Gilets jaunes : ce que les assureurs vont vraiment payer

Gilets jaunes : ce que les assureurs vont vraiment payer
Obier / Wikimedia Commons

La profession est mobilisée pour indemniser les commerces qui ont souffert des violences urbaines lors des manifestations. Mais ils sont peu nombreux à être couverts pour les pertes d’exploitation causées par le blocage des voies d’accès.

 

Des images semblables à des scènes de guérilla urbaine. Le week-end dernier, en marge de la manifestation des gilets jaunes, la violence est montée d’un cran. Si le mobilier urbain a été saccagé (la Mairie de Paris estime les dégâts à 3 à 4 M€), les commerces et particuliers ont également souffert de ces actes de vandalisme.

Garantie émeutes

55 voitures ont ainsi été brûlées le week-end dernier à Paris, des dégâts pris en charge par la garantie incendie de leur assurance automobile. Cette dernière est souscrite à 85%, selon la Fédération française de l’assurance. Lorsque les véhicules ont simplement été endommagés par ces violences urbaines, c’est la garantie dommages tous accidents qui entre en jeu. Quant aux commerces, 90% d’entre eux sont couverts par la garantie émeutes et mouvements populaires incluse dans leurs contrats multirisques entreprises, ou bien par la garantie vandalisme, mais « ils sont rarement couverts pour les vols commis lors d’émeutes », précise la FFA sur son site.
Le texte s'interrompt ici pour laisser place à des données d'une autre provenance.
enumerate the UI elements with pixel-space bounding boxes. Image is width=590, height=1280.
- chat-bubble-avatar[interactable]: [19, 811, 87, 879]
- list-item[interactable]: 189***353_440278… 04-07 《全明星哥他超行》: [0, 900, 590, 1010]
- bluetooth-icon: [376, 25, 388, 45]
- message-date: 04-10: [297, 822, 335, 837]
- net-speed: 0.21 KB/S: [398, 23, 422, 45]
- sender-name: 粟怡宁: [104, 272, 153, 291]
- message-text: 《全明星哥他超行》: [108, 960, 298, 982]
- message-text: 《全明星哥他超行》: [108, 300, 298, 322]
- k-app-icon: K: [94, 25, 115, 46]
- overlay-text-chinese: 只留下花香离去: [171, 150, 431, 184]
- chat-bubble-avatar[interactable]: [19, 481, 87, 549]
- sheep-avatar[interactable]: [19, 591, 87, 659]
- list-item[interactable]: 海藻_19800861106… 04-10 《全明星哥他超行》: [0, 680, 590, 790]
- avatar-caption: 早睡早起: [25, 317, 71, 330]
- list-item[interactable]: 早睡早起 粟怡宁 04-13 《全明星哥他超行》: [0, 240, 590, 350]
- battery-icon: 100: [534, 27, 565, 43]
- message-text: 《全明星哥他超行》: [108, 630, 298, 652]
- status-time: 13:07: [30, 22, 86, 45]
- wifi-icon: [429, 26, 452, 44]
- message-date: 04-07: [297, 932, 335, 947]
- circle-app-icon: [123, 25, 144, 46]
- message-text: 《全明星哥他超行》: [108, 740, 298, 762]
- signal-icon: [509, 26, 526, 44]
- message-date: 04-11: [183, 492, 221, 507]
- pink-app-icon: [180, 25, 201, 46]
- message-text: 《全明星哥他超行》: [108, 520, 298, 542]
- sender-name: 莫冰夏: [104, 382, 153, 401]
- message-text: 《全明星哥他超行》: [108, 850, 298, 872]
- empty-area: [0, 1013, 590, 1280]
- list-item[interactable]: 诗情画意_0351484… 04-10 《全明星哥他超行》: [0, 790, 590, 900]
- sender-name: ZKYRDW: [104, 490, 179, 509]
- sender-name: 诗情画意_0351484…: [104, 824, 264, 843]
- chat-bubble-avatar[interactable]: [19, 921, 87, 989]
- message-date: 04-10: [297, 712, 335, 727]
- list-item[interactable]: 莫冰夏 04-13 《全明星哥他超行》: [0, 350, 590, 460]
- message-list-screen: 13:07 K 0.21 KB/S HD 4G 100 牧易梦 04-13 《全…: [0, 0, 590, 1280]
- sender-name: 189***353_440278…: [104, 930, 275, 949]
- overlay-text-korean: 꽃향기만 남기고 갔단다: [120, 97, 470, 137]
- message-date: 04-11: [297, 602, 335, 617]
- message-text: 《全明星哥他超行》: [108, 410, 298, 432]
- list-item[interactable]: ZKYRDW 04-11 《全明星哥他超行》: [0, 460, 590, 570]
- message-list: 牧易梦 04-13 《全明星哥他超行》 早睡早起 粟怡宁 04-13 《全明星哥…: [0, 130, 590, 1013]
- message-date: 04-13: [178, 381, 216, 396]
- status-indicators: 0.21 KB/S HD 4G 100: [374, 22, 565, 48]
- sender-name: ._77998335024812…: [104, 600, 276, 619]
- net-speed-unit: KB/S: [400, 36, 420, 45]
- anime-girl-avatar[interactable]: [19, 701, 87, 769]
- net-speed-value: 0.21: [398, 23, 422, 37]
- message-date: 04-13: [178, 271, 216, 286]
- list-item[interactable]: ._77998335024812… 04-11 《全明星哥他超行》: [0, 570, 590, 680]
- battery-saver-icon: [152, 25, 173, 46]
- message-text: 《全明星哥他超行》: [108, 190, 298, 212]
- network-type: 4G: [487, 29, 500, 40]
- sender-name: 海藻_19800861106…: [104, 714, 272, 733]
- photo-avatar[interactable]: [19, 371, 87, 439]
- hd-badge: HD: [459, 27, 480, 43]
La couverture des pertes d'exploitation...

Les assureurs prennent également en charge la baisse de chiffres d’affaires résultant de ces événements pour les commerces ayant souscrit une garantie perte d’exploitation. En cas de dommages matériels directs (bris de vitrine), 95% de la grande distribution est ainsi couverte, 70% des PME et seulement 50% des artisans-commerçants. Rien qu’à Paris, le ministre de l’Economie Bruno Le Maire recensait la semaine dernière une quinzaine de commerces non couverts par leur contrat d’assurance.

... sauf en cas de dommages indirects

En revanche, l’affaire se complique lorsque l’interruption de l’activité a été causée par le blocage des voies d’accès et l’inaccessibilité des commerces. La garantie perte d’exploitation en cas de dommages indirects est, en effet, très peu souscrite par les commerces en France : de l’ordre de 15% seulement, alors même que les pertes économiques s’annoncent considérables ! Le week-end dernier encore, les baisses de chiffres d’affaires se sont étalées entre 15 et 25% selon les secteurs d’activité, a annoncé Bruno Le Maire ce lundi 3 décembre. « L’impact sur l’activité économique est sévère et continu », a-t-il souligné. Les pertes dans l’industrie agro-alimentaire devraient dépasser 13Md€, selon l’ANIA (Association nationale des industries alimentaires), tandis que les entreprises de transport routier de marchandises et de logistique estiment à 400 M€ les pertes d’exploitation qu’elles ont subies depuis le début des manifestations.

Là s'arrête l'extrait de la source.